WAS IST EIN CODE?
Für Jurgen Ostarhild
Beginnen wir mit Lacan: die Realität ist nicht das Reale! Sie ist Realität, weil sie das Reale von sich subtrahiert. Heißt das, dass das Reale die realere Realität ist? Was ist Realität? Was ist das Reale? Im Lacanschen Dispositiv ist die Realität das gedimmte Reale, das sich ihr widersetzt. Zugleich lenkt es sie wie ein Algorithmus. Früher hieß der Algorithmus Gott.
Gott nannte man – manche tun es weiterhin – das Subjekt, das den Plan hat. Ein Subjekt, das weiß. Gott ist tot,heißt – da sind nichts als Algorithmen, die keinem Metasubjekt unterstellt sind. Eine Multiplizität von Handlungsanweisungen und Handlungsoptionen, die den Intersubjektivitätsraum wie den Interobjektivitätsraum kontrollieren. Das ist die Realität, gelenkt vom Realen, das keinen Platz in ihr hat.
Wie die platonische Sonne ist das Reale unsichtbar im Raum der von ihr erzeugten Visibilität. Eine Dialektik von Sichtbarem und Unsichtbarem also: eine Gespensterdialektik von Präsenz und Absenz. Evidenz und Inevidenz.
Die Sichtbarmachung des Codes folgt dieser Dialektik. Sie beißt sich am toten Gott die Zähne aus. Der Code ist der tote Gott. Heiner Müller sagt einmal: „Die Abwesenheit Gottes ist seine Macht.“ Er beschreibt damit die Macht des Codes, der in der Unsichtbarkeit verbleibt.
Es handelt sich um eine mathematische Ontotheologie, die sich nicht mehr zwischen 1 und 0 entscheiden will. Die Macht der 0 ist die Macht des Nichts, das in Heideggers Denken mit dem Sein koinzidiert.

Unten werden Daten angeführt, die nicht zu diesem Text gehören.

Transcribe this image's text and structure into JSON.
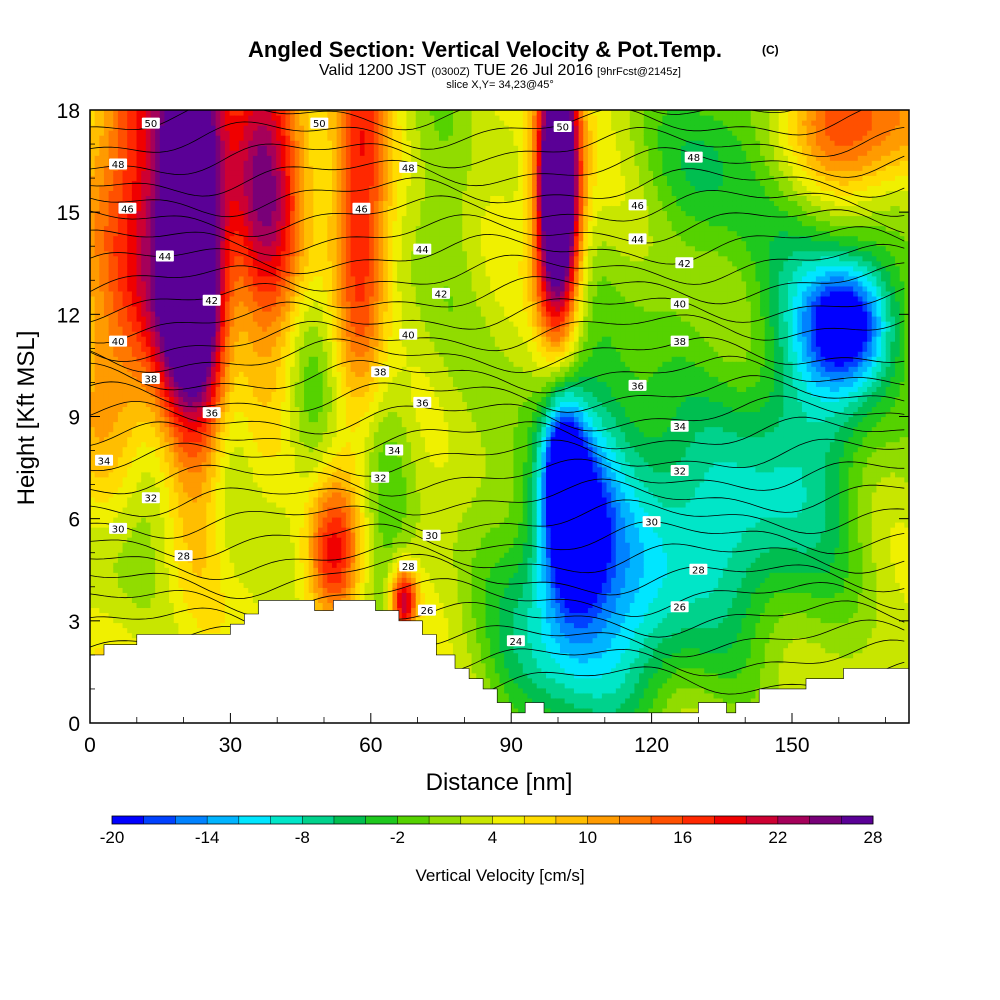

Die ontologische Differenz besagt: Das Sein ist kein Seiendes. Es ist von der Ordnung der 0. Das Seiende ist, was ist. Es konstituiert in seiner Multiplizität den Raum der 1 = die Realität.
Der Code, der tote Gott, die Sonne, das Sein, das Nichts, das Reale markieren die selbst unmögliche Bedingung der Möglichkeit von Realität. Unter ihrem Einfluss kommt der Wirklichkeitsraum nicht zur Ruhe. Die 0 lässt die 1 erzittern. Die Differenz zwischen Realem und Realität muss in einem zweiten Denkschritt aufgehoben werden. Nachdem eine Trennlinie zwischen 0 und 1, Sein und Seiendem, Realem und Realität gezogen wurde, muss sie aufgehoben oder zumindest in ihrer Unentscheidbarkeit anerkannt werden.
Dies gilt es zu denken: Die Realität ist das Reale! Die 1 ist die 0. Das Seiende ist das Sein. Der Konsistenzraum hat seine Wahrheit in der ontologischen Inkonsistenz, die ihn kontrolliert. Realer als die Realität – das einzig Reale an ihr – ist das Nichts, das sie lenkt.